When Hurricane Harvey struck Houston in August 2017, one of the hardest-hit areas was downtown, home to the Houston Grand Opera. The company was flooded out of its Wortham Theater Center home, but the show would go on.
The company’s season-opening production of Verdi’s La Traviata moved to Exhibit Hall A3—dubbed the Resilience Theater—in the George R. Brown Convention Center.
Among the company members was Ben Edquist, a baritone who served an apprenticeship with the opera from 2015 to 2017.
“It was a pretty crazy amount of devastation,” Edquist says. “The opera company flooded in a major way. They’ve spent most of the year trying to fix all of the water damage.”
The city was submerged by 50 inches of rain, which caused 60 deaths and an estimated $180 billion in damage.
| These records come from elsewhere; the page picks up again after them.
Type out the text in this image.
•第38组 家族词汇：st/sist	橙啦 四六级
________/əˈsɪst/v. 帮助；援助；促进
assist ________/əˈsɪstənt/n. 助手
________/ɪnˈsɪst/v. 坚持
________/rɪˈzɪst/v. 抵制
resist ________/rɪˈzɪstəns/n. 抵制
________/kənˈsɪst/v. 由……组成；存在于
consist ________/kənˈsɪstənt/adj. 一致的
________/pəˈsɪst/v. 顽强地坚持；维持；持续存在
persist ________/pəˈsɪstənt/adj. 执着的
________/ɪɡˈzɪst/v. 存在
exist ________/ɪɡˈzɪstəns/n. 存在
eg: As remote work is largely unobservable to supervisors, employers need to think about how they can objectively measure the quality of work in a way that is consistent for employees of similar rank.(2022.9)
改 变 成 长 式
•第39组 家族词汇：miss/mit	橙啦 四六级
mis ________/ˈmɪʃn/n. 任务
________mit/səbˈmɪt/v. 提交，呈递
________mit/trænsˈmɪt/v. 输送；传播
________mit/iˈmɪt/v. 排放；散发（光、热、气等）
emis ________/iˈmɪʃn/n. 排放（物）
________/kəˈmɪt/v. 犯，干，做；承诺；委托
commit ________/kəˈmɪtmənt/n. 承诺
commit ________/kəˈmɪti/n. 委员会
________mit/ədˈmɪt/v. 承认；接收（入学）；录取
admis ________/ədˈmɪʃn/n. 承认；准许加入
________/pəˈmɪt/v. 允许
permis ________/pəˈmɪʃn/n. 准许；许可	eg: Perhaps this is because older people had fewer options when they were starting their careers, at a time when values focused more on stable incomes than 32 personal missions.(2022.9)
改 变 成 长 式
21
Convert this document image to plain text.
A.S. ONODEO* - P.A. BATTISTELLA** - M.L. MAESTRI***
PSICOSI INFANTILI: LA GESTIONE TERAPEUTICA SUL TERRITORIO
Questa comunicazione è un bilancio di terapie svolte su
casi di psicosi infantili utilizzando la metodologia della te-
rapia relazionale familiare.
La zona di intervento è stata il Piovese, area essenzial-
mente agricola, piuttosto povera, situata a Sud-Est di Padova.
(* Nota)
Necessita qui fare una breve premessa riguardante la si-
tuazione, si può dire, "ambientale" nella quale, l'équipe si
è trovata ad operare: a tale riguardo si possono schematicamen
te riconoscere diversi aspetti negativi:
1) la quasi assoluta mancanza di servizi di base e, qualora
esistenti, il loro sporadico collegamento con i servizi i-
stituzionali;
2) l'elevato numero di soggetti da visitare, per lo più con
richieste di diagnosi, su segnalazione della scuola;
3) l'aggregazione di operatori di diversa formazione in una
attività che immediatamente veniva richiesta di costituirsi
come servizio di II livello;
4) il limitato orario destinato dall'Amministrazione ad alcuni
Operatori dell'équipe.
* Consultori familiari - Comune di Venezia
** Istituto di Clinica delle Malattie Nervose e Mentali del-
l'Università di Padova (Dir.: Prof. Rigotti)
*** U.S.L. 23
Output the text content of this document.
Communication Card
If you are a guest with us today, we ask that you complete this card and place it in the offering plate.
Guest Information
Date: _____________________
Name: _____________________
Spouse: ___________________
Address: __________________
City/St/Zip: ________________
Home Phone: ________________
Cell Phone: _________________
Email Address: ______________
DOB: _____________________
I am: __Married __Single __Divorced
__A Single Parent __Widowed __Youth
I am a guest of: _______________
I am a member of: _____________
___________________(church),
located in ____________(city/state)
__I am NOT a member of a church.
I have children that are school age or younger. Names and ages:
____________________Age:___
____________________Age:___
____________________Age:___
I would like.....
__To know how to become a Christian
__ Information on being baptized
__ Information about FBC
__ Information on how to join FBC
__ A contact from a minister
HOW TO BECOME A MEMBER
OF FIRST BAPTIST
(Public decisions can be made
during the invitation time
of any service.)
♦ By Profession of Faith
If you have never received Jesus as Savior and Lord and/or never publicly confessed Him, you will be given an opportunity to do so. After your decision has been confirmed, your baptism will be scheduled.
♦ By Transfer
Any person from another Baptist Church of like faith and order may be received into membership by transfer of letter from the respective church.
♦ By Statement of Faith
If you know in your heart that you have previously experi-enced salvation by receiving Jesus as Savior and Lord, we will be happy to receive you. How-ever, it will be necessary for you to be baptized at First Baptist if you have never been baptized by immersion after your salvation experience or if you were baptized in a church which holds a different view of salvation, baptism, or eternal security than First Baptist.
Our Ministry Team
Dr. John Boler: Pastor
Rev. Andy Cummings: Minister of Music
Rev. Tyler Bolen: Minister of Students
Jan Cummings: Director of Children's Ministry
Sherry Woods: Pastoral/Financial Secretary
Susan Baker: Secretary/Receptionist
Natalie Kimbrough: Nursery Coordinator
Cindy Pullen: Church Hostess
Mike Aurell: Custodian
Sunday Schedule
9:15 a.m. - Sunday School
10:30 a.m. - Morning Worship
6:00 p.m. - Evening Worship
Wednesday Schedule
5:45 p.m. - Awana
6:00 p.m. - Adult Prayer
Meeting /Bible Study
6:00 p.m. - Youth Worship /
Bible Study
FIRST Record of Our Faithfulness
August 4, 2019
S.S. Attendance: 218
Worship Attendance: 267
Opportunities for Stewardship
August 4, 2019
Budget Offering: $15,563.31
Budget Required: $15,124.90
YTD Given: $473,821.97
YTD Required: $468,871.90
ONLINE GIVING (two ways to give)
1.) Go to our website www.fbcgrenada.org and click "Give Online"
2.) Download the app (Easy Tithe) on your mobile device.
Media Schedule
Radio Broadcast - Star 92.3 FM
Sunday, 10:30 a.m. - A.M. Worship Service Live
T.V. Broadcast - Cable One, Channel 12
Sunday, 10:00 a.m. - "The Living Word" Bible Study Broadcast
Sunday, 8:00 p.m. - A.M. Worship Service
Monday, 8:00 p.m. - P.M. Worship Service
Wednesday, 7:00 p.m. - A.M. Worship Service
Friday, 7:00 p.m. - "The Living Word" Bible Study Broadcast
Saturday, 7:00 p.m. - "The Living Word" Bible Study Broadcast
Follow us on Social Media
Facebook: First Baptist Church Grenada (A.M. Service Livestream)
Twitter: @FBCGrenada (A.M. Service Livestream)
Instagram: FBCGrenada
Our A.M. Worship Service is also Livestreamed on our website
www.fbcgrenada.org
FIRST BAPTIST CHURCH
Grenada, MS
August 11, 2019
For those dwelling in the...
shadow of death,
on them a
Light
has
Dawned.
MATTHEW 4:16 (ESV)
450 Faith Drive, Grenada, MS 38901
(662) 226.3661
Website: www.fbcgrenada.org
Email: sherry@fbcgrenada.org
Edquist, who now is a full-time freelance singer based in Houston, did his part to help Houston recover, removing carpet and helping to clean out flood-damaged houses in Space City.
Before helping to clean up hurricane debris, Edquist played the roles of Sir Walter Raleigh in Gregory Spears’ O Columbia and Edward Kynaston in Carlisle Floyd’s Prince of Players for the Houston Grand Opera. Wrote Opera News: “Edquist’s warm, soothing voice and youthful, fresh-faced appearance were effective in realizing Kynaston’s ambiguous sexuality and his gender-shifting performances.”
In 2016, Edquist was named one of OperaNow’s “10 Young Opera Singers to Watch,” and he welcomes the designation.
“I don’t think of it as pressure, but rather as motivation,” he says. “That’s why you get into the career: to make art and have people know that you’re good at it so you can keep doing it.”
Edquist initially double-majored in math and music, but he dropped math to focus entirely on singing. He was awarded a Lanier Leadership Scholarship to attend Vanderbilt and studied in Austria the summer after his junior year, where he was the youngest finalist in the Meistersinger Competition in Graz.
“I studied with some fantastic language coaches who taught me about German pronunciation,” he says. He also sang with a professional orchestra in multiple concerts and performed with internationally renowned conductors. “It was an amazing opportunity.”